Удовлетворенно вспоминая в ночи эти минуты, он предчувствовал наступление долгожданного сна и дул на свечу у изголовья…

Николай пришел к самоутешительному выводу: непонимание тоже подавляющая сила. Разве надобно понимание, чтобы душить толпу? Или дурачить книжных червей, застольных краснобаев?

Он писал Константину о «массе всякой сволочи». А Константин — по-фельдфебельски: «презренные русские».

Наша сволочь, продолжает Николай, набирается пагубных идей у заезжей сволочи:

«…Оказывается, что во вчерашней почте есть сообщение о приезде 84 иностранцев — французов, швейцарцев и немцев. Так как у нас достаточно нашей собственной сволочи, я полагаю, было бы полезно и сообразно с условиями настоящего времени отменить эту легкость въезда в страну…»

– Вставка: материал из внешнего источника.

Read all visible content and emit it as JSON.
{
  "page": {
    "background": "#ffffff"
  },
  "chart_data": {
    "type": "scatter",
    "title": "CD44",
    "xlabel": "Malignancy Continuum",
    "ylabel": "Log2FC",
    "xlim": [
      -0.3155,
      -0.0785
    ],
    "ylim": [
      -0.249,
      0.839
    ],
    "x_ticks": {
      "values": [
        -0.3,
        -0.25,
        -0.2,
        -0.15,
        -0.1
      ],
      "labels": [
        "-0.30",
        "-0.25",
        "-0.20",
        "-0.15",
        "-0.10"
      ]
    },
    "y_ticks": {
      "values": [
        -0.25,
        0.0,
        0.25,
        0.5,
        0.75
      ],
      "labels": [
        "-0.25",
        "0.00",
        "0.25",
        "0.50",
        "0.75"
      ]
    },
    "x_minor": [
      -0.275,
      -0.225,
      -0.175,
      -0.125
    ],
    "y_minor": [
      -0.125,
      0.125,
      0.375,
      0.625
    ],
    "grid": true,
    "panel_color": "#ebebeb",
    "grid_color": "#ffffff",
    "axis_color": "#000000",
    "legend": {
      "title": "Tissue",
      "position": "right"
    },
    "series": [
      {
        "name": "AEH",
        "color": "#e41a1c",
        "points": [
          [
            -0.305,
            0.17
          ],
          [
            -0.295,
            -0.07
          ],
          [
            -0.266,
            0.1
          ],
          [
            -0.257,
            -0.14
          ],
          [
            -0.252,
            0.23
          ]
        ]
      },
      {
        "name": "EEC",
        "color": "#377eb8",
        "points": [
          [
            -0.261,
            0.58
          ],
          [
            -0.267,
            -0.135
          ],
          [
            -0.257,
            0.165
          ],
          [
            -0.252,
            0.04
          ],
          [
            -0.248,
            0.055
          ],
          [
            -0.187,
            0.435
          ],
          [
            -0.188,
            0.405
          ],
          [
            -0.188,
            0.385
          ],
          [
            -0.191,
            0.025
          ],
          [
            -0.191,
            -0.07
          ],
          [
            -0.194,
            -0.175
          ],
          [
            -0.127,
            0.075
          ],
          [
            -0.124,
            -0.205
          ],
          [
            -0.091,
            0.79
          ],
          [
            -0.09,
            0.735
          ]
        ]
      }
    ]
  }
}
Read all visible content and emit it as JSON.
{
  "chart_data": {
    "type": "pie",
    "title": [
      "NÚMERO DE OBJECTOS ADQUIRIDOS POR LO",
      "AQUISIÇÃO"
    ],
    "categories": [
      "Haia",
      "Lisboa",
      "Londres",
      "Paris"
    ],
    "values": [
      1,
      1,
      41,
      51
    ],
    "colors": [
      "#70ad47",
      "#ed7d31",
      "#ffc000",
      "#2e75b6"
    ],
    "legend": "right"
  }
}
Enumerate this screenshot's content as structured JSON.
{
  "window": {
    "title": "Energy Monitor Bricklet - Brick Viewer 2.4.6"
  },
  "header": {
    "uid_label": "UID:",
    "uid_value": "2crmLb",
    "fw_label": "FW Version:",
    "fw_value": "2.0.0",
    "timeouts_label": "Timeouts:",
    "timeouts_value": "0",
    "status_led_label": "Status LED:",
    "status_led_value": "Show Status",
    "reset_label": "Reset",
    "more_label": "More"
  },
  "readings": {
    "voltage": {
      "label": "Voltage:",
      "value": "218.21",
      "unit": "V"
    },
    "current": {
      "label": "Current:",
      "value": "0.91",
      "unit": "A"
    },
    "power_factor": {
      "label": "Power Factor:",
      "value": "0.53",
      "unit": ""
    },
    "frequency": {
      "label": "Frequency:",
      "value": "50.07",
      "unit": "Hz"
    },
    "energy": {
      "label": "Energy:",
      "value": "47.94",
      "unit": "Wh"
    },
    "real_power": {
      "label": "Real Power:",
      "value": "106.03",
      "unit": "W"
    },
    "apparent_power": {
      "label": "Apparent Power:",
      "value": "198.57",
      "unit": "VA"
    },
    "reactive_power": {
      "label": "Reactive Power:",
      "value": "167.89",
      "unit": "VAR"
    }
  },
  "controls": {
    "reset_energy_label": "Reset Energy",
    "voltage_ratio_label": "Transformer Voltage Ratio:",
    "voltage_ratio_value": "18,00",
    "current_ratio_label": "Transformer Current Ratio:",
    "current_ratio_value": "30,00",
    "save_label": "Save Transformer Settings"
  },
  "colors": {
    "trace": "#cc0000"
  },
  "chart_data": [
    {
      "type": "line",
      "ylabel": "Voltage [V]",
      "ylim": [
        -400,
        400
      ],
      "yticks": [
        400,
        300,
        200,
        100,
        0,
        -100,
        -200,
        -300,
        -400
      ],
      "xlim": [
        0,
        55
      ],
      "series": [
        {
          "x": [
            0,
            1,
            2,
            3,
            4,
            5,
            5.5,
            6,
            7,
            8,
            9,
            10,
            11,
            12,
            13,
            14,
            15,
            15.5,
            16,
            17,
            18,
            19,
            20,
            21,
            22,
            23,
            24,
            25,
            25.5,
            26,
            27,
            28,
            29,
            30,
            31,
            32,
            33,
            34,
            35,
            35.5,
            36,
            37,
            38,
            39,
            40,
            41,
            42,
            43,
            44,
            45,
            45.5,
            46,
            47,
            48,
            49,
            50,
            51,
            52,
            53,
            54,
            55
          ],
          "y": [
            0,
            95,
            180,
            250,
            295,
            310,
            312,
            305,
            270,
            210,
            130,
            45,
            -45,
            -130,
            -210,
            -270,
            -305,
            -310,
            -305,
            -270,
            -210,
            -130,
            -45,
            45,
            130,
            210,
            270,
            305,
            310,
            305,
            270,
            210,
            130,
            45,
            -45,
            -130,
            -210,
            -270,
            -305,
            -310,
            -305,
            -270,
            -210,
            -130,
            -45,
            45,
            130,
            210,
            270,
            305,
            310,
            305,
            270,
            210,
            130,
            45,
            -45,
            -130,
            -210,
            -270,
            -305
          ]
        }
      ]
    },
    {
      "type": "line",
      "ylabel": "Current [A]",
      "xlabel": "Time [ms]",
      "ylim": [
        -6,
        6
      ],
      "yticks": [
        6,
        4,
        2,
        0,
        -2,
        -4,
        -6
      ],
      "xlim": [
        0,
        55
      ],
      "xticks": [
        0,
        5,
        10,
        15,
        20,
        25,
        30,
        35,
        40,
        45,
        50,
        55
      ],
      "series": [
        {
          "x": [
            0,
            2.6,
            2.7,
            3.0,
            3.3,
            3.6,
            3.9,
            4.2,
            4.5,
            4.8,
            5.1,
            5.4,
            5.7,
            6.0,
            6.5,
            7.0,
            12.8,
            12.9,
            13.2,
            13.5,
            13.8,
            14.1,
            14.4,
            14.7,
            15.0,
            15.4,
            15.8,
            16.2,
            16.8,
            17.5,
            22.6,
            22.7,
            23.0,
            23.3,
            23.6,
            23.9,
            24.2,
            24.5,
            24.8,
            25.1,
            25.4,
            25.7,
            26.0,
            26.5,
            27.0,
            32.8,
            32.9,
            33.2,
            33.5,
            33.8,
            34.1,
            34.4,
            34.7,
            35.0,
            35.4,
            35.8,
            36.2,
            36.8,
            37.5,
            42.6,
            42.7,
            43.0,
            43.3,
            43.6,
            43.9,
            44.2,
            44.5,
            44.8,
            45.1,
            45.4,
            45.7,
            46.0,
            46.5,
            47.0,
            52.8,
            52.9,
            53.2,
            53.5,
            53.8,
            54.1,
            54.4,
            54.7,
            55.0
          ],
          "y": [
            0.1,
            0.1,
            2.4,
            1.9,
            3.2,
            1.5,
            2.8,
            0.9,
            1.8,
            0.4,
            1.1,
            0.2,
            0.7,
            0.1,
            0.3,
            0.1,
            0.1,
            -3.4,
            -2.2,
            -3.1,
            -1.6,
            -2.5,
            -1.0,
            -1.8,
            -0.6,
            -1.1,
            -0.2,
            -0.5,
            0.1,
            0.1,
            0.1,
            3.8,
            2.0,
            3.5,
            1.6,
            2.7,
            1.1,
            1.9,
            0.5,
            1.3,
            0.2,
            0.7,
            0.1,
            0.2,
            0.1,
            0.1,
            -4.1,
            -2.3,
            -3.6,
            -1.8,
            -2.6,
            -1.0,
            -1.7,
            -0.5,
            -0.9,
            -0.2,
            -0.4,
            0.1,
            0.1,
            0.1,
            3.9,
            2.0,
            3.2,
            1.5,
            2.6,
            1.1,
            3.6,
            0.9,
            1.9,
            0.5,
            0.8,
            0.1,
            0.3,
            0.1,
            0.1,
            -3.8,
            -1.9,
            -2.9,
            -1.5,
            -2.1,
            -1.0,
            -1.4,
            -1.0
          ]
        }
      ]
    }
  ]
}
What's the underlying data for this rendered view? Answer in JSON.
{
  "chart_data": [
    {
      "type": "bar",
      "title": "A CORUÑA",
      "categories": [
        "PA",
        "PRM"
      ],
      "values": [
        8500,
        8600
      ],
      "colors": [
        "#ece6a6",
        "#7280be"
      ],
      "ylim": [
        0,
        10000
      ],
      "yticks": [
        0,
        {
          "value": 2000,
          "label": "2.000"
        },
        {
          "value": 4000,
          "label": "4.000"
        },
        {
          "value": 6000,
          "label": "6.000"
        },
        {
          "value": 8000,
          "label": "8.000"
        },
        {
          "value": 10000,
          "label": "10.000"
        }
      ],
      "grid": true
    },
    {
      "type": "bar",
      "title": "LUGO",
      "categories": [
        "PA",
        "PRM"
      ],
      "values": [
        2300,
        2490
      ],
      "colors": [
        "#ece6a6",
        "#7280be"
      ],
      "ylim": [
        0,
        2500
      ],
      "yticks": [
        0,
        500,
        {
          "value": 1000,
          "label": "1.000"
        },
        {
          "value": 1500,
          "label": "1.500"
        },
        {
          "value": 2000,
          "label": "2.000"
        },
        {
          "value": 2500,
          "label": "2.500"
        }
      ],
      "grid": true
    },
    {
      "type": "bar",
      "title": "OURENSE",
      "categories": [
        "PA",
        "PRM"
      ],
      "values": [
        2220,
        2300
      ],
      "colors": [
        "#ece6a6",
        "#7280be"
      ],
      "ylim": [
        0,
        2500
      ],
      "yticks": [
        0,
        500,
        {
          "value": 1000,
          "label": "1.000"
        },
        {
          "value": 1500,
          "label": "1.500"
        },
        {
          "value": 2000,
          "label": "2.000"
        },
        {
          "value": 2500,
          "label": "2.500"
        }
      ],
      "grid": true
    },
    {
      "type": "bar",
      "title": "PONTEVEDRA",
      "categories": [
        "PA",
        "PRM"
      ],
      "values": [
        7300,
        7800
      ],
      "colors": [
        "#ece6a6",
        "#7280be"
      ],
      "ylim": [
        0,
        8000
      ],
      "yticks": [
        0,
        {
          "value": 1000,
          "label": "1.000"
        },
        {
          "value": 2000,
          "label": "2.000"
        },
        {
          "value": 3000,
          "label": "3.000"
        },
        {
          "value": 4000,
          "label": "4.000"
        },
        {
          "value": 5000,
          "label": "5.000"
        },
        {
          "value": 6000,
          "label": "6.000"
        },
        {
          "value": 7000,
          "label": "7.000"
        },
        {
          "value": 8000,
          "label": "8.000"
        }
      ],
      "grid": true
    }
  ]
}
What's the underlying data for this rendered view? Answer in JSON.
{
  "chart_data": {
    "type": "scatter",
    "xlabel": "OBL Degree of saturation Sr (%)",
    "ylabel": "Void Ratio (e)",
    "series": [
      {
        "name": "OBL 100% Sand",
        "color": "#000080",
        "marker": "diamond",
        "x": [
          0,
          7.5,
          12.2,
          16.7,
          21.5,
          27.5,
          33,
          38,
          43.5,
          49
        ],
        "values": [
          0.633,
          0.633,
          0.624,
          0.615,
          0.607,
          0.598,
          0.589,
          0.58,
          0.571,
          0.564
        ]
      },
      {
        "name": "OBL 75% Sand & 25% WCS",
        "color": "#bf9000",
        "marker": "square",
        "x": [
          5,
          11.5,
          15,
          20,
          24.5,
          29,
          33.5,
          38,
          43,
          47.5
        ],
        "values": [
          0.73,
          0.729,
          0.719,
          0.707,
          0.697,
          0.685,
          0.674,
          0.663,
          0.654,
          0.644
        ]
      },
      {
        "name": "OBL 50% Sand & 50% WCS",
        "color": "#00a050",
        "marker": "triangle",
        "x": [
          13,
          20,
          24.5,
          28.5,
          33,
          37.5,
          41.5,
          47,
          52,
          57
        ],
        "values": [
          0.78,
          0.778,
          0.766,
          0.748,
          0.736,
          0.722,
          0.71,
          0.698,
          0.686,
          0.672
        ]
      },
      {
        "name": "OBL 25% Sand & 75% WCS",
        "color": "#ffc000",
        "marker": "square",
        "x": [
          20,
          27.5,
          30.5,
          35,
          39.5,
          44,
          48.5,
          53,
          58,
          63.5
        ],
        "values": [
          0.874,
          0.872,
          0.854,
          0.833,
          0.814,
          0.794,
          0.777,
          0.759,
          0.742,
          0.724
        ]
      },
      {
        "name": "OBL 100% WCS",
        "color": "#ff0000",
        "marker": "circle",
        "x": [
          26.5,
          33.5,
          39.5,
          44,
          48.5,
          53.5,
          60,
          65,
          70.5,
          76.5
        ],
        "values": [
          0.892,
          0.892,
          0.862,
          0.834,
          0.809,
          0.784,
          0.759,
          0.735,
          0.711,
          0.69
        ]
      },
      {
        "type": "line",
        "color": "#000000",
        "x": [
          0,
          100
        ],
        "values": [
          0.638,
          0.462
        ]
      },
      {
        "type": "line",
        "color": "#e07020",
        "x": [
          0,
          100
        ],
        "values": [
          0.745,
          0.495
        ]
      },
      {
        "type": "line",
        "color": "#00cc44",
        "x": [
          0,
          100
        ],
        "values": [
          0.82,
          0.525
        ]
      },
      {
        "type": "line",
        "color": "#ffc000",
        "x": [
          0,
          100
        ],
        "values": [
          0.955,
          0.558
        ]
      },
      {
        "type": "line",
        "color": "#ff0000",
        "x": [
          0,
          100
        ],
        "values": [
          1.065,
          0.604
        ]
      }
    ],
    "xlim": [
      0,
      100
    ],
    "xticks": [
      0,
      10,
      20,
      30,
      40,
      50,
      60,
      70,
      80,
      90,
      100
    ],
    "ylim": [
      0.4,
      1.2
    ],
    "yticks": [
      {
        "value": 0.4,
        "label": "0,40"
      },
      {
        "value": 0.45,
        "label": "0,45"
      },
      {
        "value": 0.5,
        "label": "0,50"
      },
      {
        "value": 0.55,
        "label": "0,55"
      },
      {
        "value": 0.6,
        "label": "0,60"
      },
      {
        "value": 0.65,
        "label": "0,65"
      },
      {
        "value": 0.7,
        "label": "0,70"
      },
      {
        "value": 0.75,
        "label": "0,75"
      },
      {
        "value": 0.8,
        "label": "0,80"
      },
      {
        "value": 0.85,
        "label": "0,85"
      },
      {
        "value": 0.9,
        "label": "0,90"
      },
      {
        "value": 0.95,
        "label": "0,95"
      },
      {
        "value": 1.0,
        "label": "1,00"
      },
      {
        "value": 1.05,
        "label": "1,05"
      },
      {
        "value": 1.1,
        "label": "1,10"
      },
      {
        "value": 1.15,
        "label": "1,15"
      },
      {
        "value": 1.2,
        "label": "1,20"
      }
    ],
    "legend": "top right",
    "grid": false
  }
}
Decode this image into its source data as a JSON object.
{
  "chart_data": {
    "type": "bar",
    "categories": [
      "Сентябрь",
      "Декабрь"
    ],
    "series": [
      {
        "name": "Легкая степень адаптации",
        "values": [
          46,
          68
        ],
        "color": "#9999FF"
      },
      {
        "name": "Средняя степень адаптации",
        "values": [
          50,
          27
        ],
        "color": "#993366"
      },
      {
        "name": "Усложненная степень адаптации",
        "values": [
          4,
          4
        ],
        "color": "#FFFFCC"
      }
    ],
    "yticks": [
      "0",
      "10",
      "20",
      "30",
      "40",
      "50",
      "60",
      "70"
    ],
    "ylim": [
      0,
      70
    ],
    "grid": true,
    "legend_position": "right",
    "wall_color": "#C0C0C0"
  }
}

Еще длилось следствие, когда седоголовый мудрец (не хитрец ли?) председатель департамента экономии адмирал Мордвинов обратился к царю с запиской, предложив воспользоваться дарованиями и опытом заключенных:

«Большинство из них занималось поэзией, отвлеченными политическими теориями, метафизическими науками, которые развивают одно воображение, вводят в обман разум и зачастую развращают его. Сибирь не нуждается в этих науках. Зато механика, физика, химия, минералогия, металлургия, геология, агрокультура — положительные науки, могут способствовать процветанию Сибири… Те же преступники могут стать преподавателями этих наук и возродиться для общественной пользы… Можно было бы образовать из них Академию, при условии, чтобы члены ее занимались лишь вышеназванными науками, и чтобы в библиотеке Академии находились только книги, посвященные положительным знаниям».

Эка куда гнет, кривился царь, хочет вывести негодяев из-под карающего меча, укрыть за библиотечными полками, за толстыми стенами Академии. Отсидятся, переждут — и учредят новые общества.

Громогласно отвергнув проект, Николай все же задумался о нем. Хороший почин дорог, когда исходит от императора и соответствует его натуре. Всякие прочие почины, прочие правды вредны.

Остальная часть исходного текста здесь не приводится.